Meet the Teacher

Mr. Boyle could find a job as a bike mechanic, but a bicycle has never made him laugh.  He has taken the stage with a guitar or violin at a few notable locations, but recently he’s most often heard with a pint-sized chorus.  He has been camping as far east as Arkansas and as far west as California. Cookbook collector and recipe archivist, he has been a carpenter’s apprentice and traveled through Guatemala and Honduras when working for the non-profit company Pueblo to People in the 90’s.  He easily shifts from the pragmatic to the artist and then spins back into a news hound. He spent the entire day of March 14, 1987 in the March for Mandela in London. He protested against human and civil rights abuses often at the Chinese Consulate in Houston. A job that requires energy, open-mindedness and optimism, vocation, enthusiasm, and results is a perfect fit. Experience outside the classroom makes a difference in a teacher.

Teaching math and science makes sense when combined with teaching literacy.  When we bring objects from the garage, closet or kitchen to teach math or science there is plenty the children want to say. We turn that discussion into writing by thinking about what we know. We read back what we wrote, and we keep a record. Bringing the outside adult world to the classroom makes learning ambitious, for the kids too.
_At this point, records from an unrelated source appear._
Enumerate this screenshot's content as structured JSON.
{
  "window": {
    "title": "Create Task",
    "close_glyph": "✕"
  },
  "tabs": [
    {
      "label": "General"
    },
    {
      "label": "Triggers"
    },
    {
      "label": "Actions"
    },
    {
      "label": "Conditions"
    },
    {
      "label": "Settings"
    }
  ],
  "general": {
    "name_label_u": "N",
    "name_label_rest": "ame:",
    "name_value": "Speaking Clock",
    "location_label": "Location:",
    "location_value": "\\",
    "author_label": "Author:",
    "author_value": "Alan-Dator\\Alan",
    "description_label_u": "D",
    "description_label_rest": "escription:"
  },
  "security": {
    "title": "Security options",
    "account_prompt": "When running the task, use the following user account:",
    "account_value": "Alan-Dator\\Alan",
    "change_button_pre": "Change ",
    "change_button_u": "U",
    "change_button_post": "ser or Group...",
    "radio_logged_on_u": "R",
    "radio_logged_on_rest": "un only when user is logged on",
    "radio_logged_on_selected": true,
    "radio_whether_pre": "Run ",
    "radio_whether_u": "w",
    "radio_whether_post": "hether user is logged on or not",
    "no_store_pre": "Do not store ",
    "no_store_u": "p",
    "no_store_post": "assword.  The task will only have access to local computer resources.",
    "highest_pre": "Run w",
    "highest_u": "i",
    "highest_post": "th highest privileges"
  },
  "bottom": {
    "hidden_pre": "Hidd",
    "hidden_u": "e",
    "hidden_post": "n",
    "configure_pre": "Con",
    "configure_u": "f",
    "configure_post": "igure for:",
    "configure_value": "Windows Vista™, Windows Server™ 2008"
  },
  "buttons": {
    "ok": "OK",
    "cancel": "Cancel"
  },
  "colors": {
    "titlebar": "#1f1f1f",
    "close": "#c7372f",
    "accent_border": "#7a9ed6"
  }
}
For Mr. Boyle it makes teaching a joy.

“We would have no science without the math to measure it, and we would have no science without the language to describe it.”

“If an idea really works, we don’t forget it, no matter how old it is. But that only works if you’re always looking for something better”

 My specialty is teaching math, science and problem-solving strategies.

First grade students can independently invent ideas for experiments before the end of a school year if they have lots of clear examples. This fundamental comparison between case A and case B is convincing and it clarifies how a fact can be useful.  This thinking makes logic and reason easier and familiar when a student sets to learn anything else since it can clarify their thinking about the world.  The proof of learning comes when they can understand how to prove something.